PPRuNe Forums - View Single Post - Having a bone to pick with commercial aviation
Old 1st Apr 2019, 12:48
  #10 (permalink)  
Uplinker
 
Join Date: Nov 1999
Location: UK
Posts: 2,494
Received 101 Likes on 61 Posts
Good OP.

I don’t think manufacturers, passengers or airlines will heed any of your comments though. They are working towards single pilot airliners - though goodness only knows why. There seems to be this impression that pilots and their training are too expensive. Do we say the same about medical doctors? - where errors might fatally affect one patient at a time, as opposed to potentially several hundred in one go if pilots get it badly wrong?

One concern is (lack of sufficient) training. Student pilots are being churned out from flying school, (having flown, what, 140 hours on a SEP?), straight onto highly automated jet aircraft, without actually learning to fly in a busy commercial environment on small non-automated turbo props. Basic fundamental flying skills and scans are not learned and coded into ‘motor programs’ in the brain - hence the AF447 F/O holding full backstick and deep stalling. Any airliner you do that to will stall.

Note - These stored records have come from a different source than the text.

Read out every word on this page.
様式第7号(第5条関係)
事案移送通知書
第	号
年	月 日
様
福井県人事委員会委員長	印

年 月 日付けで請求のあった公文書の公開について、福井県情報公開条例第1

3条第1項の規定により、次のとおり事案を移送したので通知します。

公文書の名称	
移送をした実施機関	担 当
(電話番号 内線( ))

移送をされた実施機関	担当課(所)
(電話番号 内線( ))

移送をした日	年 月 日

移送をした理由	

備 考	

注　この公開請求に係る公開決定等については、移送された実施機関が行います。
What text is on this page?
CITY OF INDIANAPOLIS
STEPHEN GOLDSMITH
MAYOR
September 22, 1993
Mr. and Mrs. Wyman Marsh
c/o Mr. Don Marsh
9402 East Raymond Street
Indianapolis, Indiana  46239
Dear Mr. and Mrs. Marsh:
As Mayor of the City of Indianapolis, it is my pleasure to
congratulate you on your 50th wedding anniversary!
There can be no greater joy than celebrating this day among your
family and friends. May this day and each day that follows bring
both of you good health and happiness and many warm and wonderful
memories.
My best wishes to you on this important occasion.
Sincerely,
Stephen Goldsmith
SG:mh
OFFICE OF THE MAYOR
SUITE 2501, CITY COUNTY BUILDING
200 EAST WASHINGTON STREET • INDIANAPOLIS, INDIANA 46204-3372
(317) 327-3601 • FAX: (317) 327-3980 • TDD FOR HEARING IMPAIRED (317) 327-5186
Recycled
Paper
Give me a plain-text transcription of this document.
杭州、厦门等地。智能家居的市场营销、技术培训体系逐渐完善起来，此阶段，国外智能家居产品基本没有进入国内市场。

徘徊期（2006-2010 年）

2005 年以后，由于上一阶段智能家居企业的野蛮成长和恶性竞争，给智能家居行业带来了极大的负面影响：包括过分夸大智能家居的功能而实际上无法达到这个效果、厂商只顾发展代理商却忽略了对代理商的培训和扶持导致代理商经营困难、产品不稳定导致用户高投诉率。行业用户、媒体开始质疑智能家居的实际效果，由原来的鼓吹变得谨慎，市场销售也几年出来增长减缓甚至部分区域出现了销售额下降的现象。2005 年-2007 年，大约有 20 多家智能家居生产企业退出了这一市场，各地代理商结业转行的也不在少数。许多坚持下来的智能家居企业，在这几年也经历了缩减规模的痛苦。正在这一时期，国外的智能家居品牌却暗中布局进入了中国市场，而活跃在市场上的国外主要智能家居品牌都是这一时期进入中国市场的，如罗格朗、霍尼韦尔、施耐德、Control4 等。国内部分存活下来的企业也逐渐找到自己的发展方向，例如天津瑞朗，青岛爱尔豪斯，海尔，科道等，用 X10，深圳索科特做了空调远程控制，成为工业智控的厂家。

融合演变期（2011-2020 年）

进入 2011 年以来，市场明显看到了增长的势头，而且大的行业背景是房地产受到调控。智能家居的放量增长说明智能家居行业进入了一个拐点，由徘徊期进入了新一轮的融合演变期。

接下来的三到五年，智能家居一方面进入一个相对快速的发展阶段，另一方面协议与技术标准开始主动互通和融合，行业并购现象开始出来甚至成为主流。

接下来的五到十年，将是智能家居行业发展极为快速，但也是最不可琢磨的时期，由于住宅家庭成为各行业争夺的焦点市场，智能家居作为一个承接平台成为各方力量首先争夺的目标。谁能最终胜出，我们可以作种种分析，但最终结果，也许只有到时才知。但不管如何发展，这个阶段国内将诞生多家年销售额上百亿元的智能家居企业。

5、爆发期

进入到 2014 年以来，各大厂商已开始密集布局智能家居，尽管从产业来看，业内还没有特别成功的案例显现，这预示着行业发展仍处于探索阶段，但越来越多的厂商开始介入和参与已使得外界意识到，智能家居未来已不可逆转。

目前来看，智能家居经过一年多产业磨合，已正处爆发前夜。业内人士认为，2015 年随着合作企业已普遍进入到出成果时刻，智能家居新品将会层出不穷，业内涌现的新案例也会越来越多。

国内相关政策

Weather appreciation is not learned or experienced as it is when flying a turboprop with deicing boots and props at FL180 in all the icing and turbulence.

I frequently forget to ask for flight directors off when flying manually, because I am so used to looking through the FD to my basic pitch, V/S and thrust settings.

Another concern is lack of manual flying. I am a guilty as the next pilot - If it is dark, busy, bad weather, or I am tired, the AP goes in so that I can better monitor the flightpath (and PM!). The reason is I don’t want to screw up, but the consequence is that my raw flying skills go rusty. If companies mandated manual flight until FL100 or similar, (some do), and if pilots had to log three or more manually flown raw data or visual approaches to land every six months, (as we used to do for Autolands), we might be able to prevent some of the rust building up.